Maybe it started in Memphis. From the moment he'd arrived for his first Sixers practice, McConnell had been known for his story. Undersized, undrafted, practically unscouted - you'd give him props for making the first run at a rec center much less an NBA roster. Yet on a nondescript night in the home of the blues, McConnell earned much more than spot on the team. During a lull in the action of a December game, Grizzlies veteran swingman Tony Allen sidled up to the Sixers' bench and inquired about No. 12. Who is he? Where's he from? Pittsburgh, huh?

And then the magic words:

I like that kid's game.

"For a guy like Tony Allen to come to our bench and say something like that, I think that speaks a lot about the respect T.J. is earning around the league," swingman Nik Stauskas said as he looked back on the encounter before Wednesday night's game.

Good stories have a shelf life. But as Allen recognized early on, and as McConnell showed in dramatic fashion against the Knicks, there is substance beneath his fluff. This was his fifth straight game in the starting lineup, a stretch that has coincided with some of the best basketball the Sixers have played all season. They entered Wednesday 4-1 in games in which McConnell plays at least 27 minutes. In those five games, he was averaging 9.6 points, 9.6 assists and 6.2 rebounds with 11 turnovers and nine steals.

"I think the team is starting to inherit a little bit of his personality," Brown said. "I think they feel that he has some toughness to his game. It's sort of drip feeding into other parts of our program. They look at him now as a starting point guard. His route to where he is, is a heck of a story, but I think that toughness spreading through the team and I think the defensive numbers that are coming out lately on our program, we're very proud of. I think he is significant piece and part of that from a toughness perspective."

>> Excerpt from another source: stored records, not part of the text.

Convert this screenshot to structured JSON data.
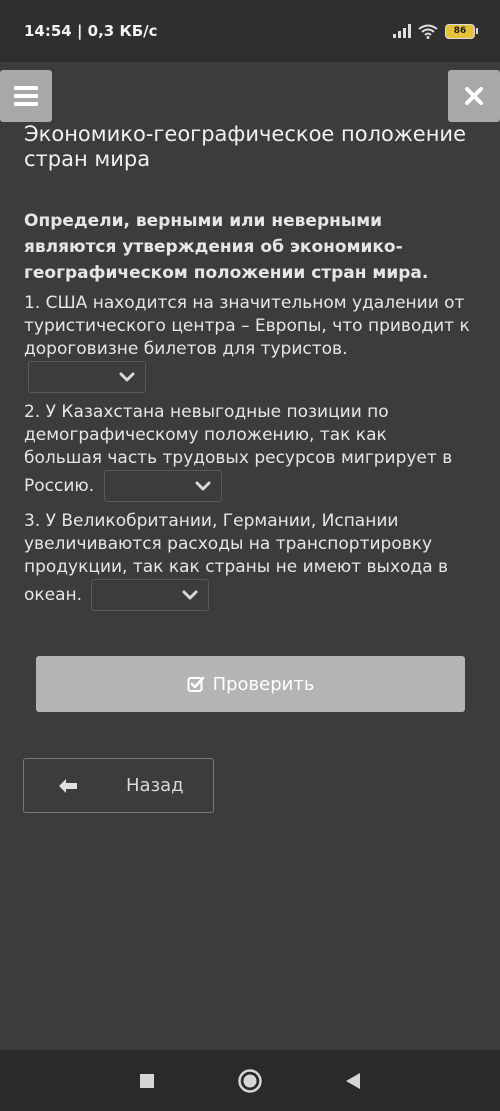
{
  "status_bar": {
    "time_speed": "14:54 | 0,3 КБ/с",
    "battery": "86"
  },
  "page": {
    "title": "Экономико-географическое положение стран мира"
  },
  "task": {
    "instruction": "Определи, верными или неверными являются утверждения об экономико-географическом положении стран мира.",
    "items": [
      {
        "text": "1. США находится на значительном удалении от туристического центра – Европы, что приводит к дороговизне билетов для туристов.",
        "selected": ""
      },
      {
        "text": "2. У Казахстана невыгодные позиции по демографическому положению, так как большая часть трудовых ресурсов мигрирует в Россию.",
        "selected": ""
      },
      {
        "text": "3. У Великобритании, Германии, Испании увеличиваются расходы на транспортировку продукции, так как страны не имеют выхода в океан.",
        "selected": ""
      }
    ]
  },
  "buttons": {
    "check_label": "Проверить",
    "back_label": "Назад"
  },
  "icons": {
    "menu": "hamburger-icon",
    "close": "close-icon",
    "dropdown": "chevron-down-icon",
    "check": "checkbox-check-icon",
    "back": "arrow-left-icon"
  },
  "colors": {
    "background": "#3c3c3c",
    "check_button": "#b4b4b4",
    "top_buttons": "#a8a8a8",
    "battery": "#e6c13a"
  }
}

It's funny. In a perfect world, McConnell might not even be playing right now. The Sixers entered training camp hoping to develop an offense that would put the ball in Ben Simmons' hands, with former Suns first-round pick Sergio Rodriguez returning from a six-year hiatus overseas to serve as a more traditional point guard. In fact, a few hours before his heroics, McConnell stood at a distance amidst the early arriving courtside crowd and watched Simmons work a two-man drill in the latest step in his recovery. Before a broken foot sidelined the No. 1 overall pick, McConnell seemed destined to fill a role similar to the one that Brett Brown described before Wednesday night's game: wave a towel, play some defense, dive after a loose ball.

"Patty Mills did that well over the years," Brown said prior to the game, referring to one of his personal favorites from his time as an assistant in San Antonio.

And if fate pencils him in as Patty Mills, you won't hear the kid complain. But McConnell has a way of raising whatever roof of expectations hangs above his head, and the more his gumption combines with circumstance, the higher the ceiling seems to grow. He thought he could play in the Pac-12, but he spent his first two seasons at Duquesne. He thought he could compete against NBA players, but he needed a last-ditch lobbying effort just to score a combine invite. He didn't get drafted, but he did catch the eye of the one coach who could give him a legitimate chance.

Think about that, and then think about how it must have felt: the release true, the flight unencumbered, the arc centered on the net. As the arena erupted and the teammates swarmed and the bass lines blared in celebration, McConnell stood in the midst of it all, the aftermath of opportunity washing over him like rain from a storm that has yet to cease.